# first differencing solve auto-correlation

what’s the typical problem of trend model and what’s the typical problem of AR model? first differencing can solve unit root but can it solve auto-correlation

Typical problem for Trend Models is Serial Correlation. If Serial Correlation is found in Trend Model, use AR model instead. Typical problem in AR model is Stationarity, which can be removed by first differencing the data. First differencing can also solve Unit Root problem, but it cannot solve auto-correlation. Auto Correlation is solved by adding more lags of the data in regression equation.

Thanks. but I’m confused about first differencing and add lag, my understanding first differencing= AR(1)? Sales(t)-Sales(t-1), is AR(4) = sales(t)-sales(t-4)? so you are saying trend model will not have auto-correlation problem, but has serial correlation? then which model has auto-correlation problem?

can explain?

Let me explain ‘first-differencing’ first. Say you have a series of data (5, 7, 10, 15, 21, 28). For AR(1) model, you will be regressing this series with its 1 lagged value. That is, the pairs will be (5, 7), (7, 10), (10, 15), (15, 21) and (21, 28). Now if, regression of this series shows unit root problem, you first difference the series to form it as (2, 3, 5, 6, 7). Then its AR(1) pairs to regress would be (2, 3), (3, 5), (5, 6) and (6, 7). Now on auto-correlation: Auto-correlation is caused in AR models, when some adjacent lagged values, that can explain predicted value of a dependent variable, are ignored. The solution is to include those lagged values as independent variables in regression. That is, to fix Auto-correlation in AR(1) model, you may have to make it an AR(2) or AR(3) or AR(4) model…till auto-correlation is removed.
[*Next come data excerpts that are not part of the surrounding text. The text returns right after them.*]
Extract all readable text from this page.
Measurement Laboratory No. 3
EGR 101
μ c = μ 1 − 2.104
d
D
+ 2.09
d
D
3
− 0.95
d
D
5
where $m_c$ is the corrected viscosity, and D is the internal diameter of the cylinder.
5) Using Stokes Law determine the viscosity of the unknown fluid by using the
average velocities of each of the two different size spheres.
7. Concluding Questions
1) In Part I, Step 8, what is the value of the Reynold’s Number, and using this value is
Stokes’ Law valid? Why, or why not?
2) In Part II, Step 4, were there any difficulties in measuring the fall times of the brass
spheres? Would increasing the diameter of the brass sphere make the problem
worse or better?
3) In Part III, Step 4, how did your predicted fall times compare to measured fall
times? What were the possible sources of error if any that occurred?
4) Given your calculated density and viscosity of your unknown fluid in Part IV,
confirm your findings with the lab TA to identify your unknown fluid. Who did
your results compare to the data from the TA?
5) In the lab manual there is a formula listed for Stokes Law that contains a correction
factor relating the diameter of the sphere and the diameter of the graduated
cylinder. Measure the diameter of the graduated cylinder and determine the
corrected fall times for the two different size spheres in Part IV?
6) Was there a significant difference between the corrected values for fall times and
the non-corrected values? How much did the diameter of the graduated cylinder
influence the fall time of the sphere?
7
Thanks, you illustrate using AR(1), is AR(2)=(5,7,10), (7,10,15)… AR(3)=(5,7,10,15), (7,10,15,21)… a bit strange? if my original equation is Sales(t)=B1*sales(t-1)+B0, how to write equation in AR(1)? how to fix auto-correlation, if I have AR(2) T value =1.97, AR(3) T value=1.99, AR(4) T value =2.4, assuming T critical is 1.96, do I need to include AR(2), AR(3), AR(4) all together? from your explanation, it seems auto-correlation and postive serial correlation are two different animal. if I use DW test, and DW=3, DL=0.5, DU=2 is given by the question, can I conclude it is positive serial correlation?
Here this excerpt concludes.